Now on the Indian macros, we never had it so good on almost all fronts. I can go on and on but will restrict myself to key numbers like the foreign exchange reserves at $630 billion, direct and GST tax collections trending upwards, rising IT exports etc.
Currency has been rock steady through the turbulences. Political stability, reforms, spend on infrastructure announced in the Union Budget, private sector in capex mode, financialisation of savings, formalization of the economy are positives to dwell on while volatility takes centre stage.
India with its robust growth prospects will receive its share of flows from the foreign investors whenever fresh allocations are made.

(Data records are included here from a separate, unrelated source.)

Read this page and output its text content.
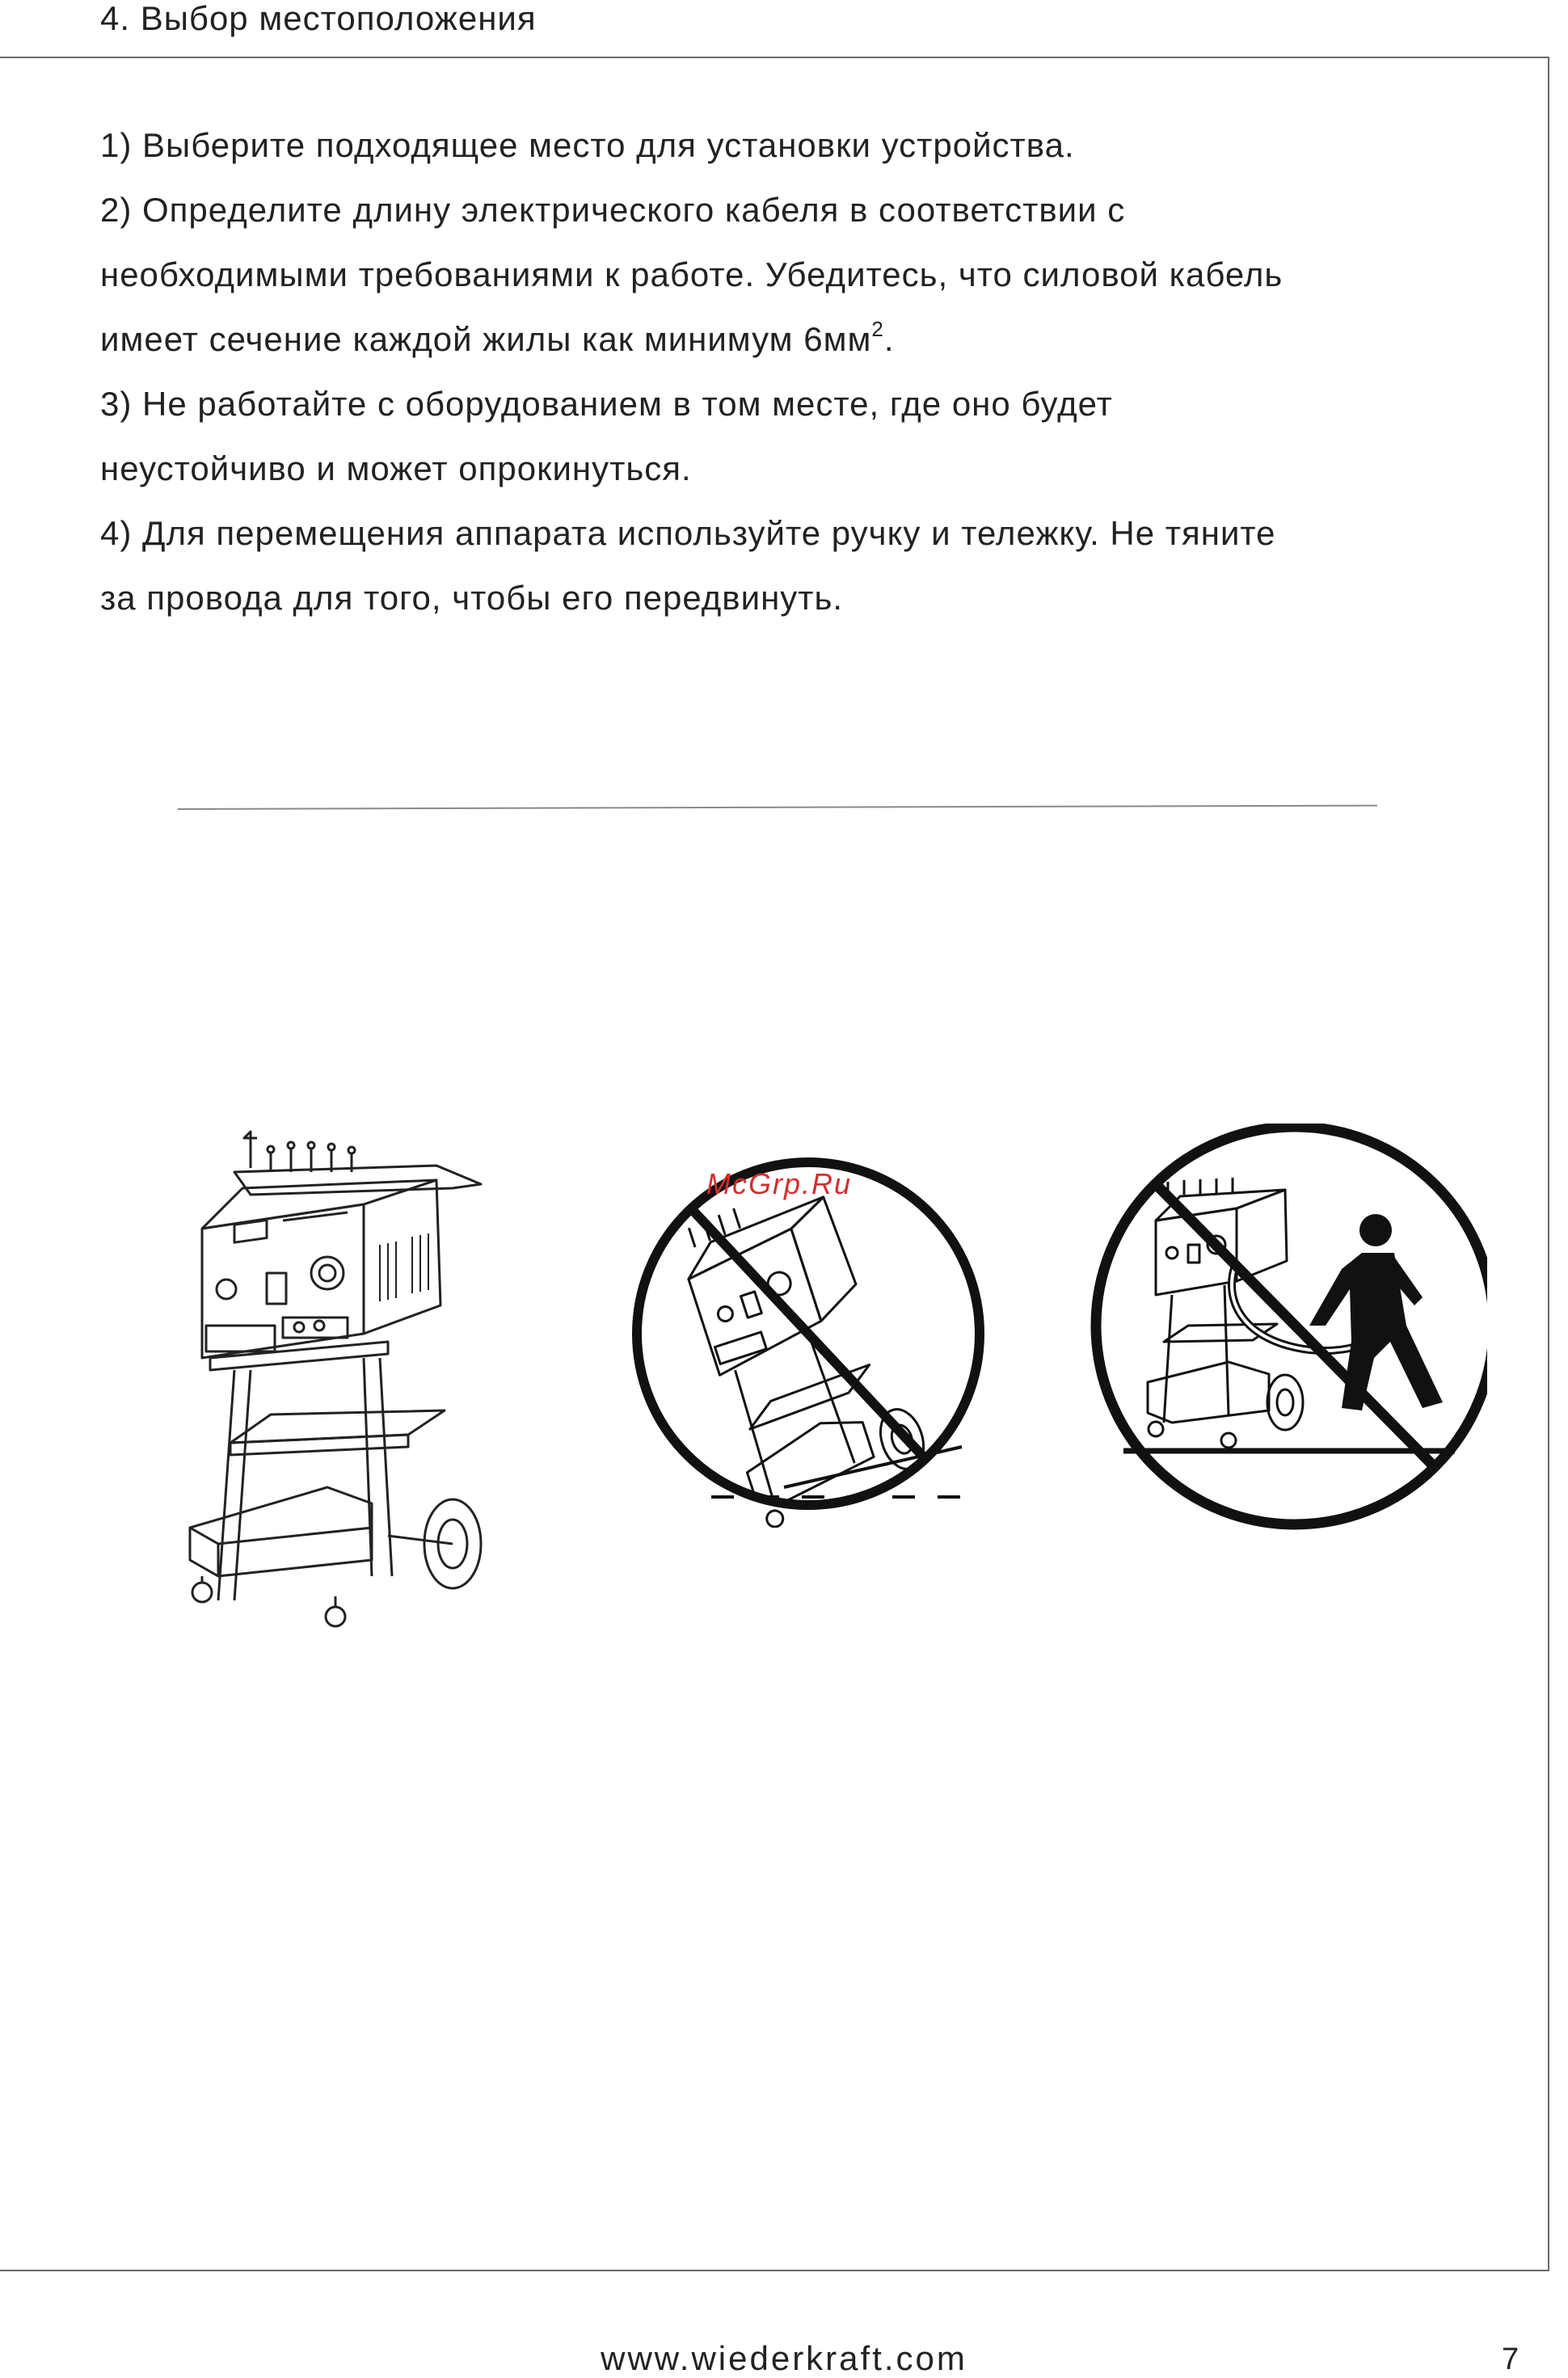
4. Выбор местоположения

1) Выберите подходящее место для установки устройства.

2) Определите длину электрического кабеля в соответствии с

необходимыми требованиями к работе. Убедитесь, что силовой кабель

имеет сечение каждой жилы как минимум $6мм^2$.

3) Не работайте с оборудованием в том месте, где оно будет

неустойчиво и может опрокинуться.

4) Для перемещения аппарата используйте ручку и тележку. Не тяните

за провода для того, чтобы его передвинуть.

McGrp.Ru
www.wiederkraft.com	7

It is highly likely that in an environment of higher commodity prices, higher inflation, a move towards higher interest rates, market leaders across the large, midcap space, who have great corporate governance, visible branding, high ROE & ROCEs, pricing power, oligopolistic characteristics, high market share, low or no debt will continue to do well. One has to buy or accumulate quality businesses on dips.
While wealth creation is the ultimate goal, wealth preservation is equally important in the interim. The portfolio has to be balanced on both fronts, viz India’s strengths (Consumption, IT, Healthcare, agro, specialty chemicals) along with the proxies of economic recovery (Building materials, retail, corporate lenders, select NBFCs, capital goods).
Buying in tranches will ensure that one takes advantage of volatility rather than running away from it. It is also imperative to realign and restructure portfolios in an endeavour to cut on junk businesses and unpleasant memories. The idea is to generate long-term stress adjusted returns with a goodnight’s sleep.
Those who try to skip the bad years miss out on good years as well. Being in the game is most important.